|
|
|
|
|
by motohagiography
1666 days ago
|
|
I agree, though my impression is epi's use policy driven hypothesis' to construct data driven stories around, which is great for directing their attention to things like your example, as ultimately it was an activist narrative backed by epi data that made people aware of how bad some of those carcinogens were. However, there are many epis who are just political scientists, and calling them epidemiologists and conflating them with bio or medical experts is sort of like the way we talk about devs as engineers and architects. Covid has really put them in the spotlight, as they're the ones driving policy, which becomes a big deal when we start using their work as justification for internal passports and mandates. I'm saying the epis working on covid aren't held to the standards of other scientists or even data science hackers, and they are being used to launder radical policies through "expert" models data.
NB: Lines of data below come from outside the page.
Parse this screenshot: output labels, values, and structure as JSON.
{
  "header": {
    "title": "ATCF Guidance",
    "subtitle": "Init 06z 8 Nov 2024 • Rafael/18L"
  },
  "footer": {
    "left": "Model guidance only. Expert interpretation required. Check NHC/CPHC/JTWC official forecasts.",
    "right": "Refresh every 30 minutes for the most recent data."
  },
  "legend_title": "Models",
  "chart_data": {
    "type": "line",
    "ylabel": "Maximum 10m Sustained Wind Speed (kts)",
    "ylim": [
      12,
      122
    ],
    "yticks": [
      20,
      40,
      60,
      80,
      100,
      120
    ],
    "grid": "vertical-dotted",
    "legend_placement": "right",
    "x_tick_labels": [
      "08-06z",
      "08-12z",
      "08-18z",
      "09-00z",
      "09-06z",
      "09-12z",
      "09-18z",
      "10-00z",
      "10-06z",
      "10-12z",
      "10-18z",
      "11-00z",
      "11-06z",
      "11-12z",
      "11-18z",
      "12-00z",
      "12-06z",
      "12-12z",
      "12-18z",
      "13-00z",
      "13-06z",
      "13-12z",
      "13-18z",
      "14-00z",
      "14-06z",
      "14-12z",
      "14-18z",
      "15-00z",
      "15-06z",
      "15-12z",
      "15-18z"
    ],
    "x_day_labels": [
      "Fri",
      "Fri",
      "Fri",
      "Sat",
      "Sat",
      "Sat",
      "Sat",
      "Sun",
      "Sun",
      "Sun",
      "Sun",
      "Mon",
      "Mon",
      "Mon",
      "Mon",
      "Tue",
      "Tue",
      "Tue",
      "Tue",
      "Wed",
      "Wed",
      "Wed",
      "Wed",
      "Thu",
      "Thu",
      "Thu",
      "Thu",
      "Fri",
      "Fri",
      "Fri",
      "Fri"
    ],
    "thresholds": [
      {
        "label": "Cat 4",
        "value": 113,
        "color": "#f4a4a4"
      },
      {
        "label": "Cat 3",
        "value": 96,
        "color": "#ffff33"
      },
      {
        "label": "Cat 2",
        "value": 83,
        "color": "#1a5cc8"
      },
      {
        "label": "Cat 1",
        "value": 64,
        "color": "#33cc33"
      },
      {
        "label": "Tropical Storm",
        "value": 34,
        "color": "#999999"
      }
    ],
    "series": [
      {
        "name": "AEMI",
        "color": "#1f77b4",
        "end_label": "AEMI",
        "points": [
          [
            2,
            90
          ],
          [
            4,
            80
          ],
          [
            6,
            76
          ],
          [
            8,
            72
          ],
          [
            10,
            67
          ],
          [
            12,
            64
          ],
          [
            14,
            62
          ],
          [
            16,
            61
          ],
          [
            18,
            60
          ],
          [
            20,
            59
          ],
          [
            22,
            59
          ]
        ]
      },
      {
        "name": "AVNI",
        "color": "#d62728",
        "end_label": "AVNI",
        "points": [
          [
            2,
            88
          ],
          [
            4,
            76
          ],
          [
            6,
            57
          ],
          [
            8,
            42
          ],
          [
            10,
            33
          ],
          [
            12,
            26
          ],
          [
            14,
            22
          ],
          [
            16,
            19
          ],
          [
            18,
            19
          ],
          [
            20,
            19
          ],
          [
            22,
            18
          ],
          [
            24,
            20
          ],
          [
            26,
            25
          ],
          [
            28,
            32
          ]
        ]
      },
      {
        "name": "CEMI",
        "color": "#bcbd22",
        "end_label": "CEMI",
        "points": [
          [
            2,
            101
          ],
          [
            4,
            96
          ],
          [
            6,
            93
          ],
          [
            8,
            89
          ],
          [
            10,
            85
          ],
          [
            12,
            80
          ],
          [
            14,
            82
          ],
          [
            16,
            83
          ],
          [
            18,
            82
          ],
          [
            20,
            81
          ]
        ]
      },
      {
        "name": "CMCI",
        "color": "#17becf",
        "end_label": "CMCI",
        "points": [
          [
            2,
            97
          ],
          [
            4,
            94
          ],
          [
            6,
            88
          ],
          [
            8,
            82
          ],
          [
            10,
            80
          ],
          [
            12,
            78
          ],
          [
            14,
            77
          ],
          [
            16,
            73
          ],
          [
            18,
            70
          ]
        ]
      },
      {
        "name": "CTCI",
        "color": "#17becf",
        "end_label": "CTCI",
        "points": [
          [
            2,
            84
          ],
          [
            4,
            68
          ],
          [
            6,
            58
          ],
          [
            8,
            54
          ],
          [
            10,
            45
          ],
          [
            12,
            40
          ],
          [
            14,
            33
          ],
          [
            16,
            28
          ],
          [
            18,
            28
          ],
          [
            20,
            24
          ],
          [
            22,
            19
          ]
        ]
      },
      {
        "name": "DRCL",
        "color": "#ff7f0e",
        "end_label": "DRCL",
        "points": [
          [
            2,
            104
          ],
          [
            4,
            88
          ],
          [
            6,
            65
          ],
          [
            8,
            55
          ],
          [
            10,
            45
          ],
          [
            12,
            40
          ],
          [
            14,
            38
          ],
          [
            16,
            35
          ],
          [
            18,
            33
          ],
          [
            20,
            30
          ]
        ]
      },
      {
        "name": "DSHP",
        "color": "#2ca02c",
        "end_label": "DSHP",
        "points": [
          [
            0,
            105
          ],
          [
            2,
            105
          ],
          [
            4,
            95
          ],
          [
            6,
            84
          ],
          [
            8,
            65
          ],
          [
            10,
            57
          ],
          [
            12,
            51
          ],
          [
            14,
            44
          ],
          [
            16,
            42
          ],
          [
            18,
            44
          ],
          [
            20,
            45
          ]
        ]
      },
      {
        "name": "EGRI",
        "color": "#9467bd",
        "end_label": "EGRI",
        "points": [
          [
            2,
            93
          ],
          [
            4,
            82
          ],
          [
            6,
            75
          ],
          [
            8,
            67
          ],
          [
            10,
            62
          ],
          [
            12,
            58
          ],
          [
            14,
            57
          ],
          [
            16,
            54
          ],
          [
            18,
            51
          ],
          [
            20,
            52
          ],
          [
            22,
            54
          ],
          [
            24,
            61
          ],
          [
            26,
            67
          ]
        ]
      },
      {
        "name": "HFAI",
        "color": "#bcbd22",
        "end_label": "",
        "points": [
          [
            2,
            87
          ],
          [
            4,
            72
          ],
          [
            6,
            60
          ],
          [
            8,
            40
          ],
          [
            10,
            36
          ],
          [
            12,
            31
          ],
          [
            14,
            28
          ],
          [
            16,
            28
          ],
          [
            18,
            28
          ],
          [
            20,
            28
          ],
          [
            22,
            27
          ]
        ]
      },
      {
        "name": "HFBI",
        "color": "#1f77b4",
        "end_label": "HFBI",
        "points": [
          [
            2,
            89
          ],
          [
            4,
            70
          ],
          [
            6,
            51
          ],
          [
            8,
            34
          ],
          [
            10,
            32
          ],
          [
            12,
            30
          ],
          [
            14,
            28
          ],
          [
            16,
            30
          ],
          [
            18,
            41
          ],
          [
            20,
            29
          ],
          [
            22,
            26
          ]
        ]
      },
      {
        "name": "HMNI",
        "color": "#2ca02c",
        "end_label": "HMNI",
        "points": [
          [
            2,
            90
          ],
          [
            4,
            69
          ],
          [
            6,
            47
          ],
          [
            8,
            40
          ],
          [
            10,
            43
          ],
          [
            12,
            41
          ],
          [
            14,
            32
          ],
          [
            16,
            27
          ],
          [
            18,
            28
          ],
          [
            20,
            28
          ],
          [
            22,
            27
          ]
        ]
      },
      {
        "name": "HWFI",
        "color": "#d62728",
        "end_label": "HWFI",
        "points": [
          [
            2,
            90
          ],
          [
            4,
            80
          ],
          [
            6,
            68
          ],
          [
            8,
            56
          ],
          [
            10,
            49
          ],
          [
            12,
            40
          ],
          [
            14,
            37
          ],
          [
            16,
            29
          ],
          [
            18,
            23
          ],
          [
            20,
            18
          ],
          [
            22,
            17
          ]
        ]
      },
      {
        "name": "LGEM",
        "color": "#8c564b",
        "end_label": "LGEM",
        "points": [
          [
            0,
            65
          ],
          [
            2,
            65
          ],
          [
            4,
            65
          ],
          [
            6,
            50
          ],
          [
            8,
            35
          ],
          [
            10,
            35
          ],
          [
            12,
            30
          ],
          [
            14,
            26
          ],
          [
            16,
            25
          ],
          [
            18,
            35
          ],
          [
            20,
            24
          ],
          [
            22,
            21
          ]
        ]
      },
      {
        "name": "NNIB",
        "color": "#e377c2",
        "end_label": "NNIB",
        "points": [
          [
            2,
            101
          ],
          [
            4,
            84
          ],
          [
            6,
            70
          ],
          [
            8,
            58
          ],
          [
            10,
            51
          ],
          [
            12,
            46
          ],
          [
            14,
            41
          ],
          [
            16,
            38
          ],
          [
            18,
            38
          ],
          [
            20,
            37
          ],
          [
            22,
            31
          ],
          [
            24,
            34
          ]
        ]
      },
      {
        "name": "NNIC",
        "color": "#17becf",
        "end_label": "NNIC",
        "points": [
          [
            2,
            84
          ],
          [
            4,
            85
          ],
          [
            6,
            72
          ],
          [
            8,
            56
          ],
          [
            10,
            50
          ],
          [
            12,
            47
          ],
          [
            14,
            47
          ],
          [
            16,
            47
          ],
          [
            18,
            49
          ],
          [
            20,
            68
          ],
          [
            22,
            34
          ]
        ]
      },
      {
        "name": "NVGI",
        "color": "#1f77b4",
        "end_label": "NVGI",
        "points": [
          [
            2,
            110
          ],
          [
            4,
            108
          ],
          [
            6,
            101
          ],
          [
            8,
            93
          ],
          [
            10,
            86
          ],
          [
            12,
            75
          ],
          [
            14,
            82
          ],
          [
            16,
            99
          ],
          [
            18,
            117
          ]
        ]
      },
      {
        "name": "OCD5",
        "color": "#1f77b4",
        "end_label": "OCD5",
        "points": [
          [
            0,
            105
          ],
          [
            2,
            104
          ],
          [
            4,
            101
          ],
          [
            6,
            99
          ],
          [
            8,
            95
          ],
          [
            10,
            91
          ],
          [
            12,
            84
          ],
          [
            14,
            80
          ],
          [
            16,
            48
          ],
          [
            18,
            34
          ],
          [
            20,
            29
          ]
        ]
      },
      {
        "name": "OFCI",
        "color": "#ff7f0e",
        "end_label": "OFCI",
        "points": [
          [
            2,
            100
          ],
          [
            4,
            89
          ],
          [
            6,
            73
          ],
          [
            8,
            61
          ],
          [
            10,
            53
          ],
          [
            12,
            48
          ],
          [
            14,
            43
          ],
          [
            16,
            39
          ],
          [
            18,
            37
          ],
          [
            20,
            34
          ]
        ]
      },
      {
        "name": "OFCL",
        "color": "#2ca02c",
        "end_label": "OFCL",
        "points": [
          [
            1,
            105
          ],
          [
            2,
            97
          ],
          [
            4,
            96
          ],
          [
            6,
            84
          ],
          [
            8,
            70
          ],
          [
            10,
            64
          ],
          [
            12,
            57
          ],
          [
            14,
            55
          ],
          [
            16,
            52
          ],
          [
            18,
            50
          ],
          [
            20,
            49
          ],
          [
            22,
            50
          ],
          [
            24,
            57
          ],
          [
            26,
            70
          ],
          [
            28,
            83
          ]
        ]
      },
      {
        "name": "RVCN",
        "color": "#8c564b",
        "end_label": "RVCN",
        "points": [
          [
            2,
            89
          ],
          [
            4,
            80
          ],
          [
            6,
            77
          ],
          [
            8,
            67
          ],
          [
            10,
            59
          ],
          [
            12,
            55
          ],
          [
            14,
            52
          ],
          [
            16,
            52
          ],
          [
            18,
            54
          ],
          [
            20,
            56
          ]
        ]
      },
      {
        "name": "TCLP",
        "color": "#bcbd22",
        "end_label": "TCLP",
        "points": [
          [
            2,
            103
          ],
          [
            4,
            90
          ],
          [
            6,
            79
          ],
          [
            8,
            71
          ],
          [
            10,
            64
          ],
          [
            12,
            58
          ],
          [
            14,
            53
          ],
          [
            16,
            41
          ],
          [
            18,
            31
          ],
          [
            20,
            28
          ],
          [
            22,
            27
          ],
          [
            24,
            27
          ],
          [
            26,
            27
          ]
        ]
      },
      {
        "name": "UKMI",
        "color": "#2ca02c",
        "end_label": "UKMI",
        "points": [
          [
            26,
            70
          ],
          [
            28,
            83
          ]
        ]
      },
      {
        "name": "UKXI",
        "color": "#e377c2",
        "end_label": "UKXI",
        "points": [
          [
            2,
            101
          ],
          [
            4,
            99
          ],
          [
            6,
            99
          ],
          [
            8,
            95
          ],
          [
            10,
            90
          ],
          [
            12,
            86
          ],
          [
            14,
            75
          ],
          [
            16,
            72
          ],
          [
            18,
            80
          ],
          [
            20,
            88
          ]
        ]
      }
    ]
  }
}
I've got massively controversial opinions on these topics because of my health information privacy and security work, so YMMV. I'd posit that a data scientist with working professional competence in say, R and Pandas has as much or more modelling experience for empirical discovery than most epi's where I'd suggest the epi's are a kind of policy profession, and that someone with those basic quantitative skills is equipped to question policies and assertions produced by said epis. |
|
I would just note that "a data scientist with working professional competence in say, R and Pandas" describes a good number of epidemiologists, who also have infectious disease, toxicology, and study design knowledge on top of this.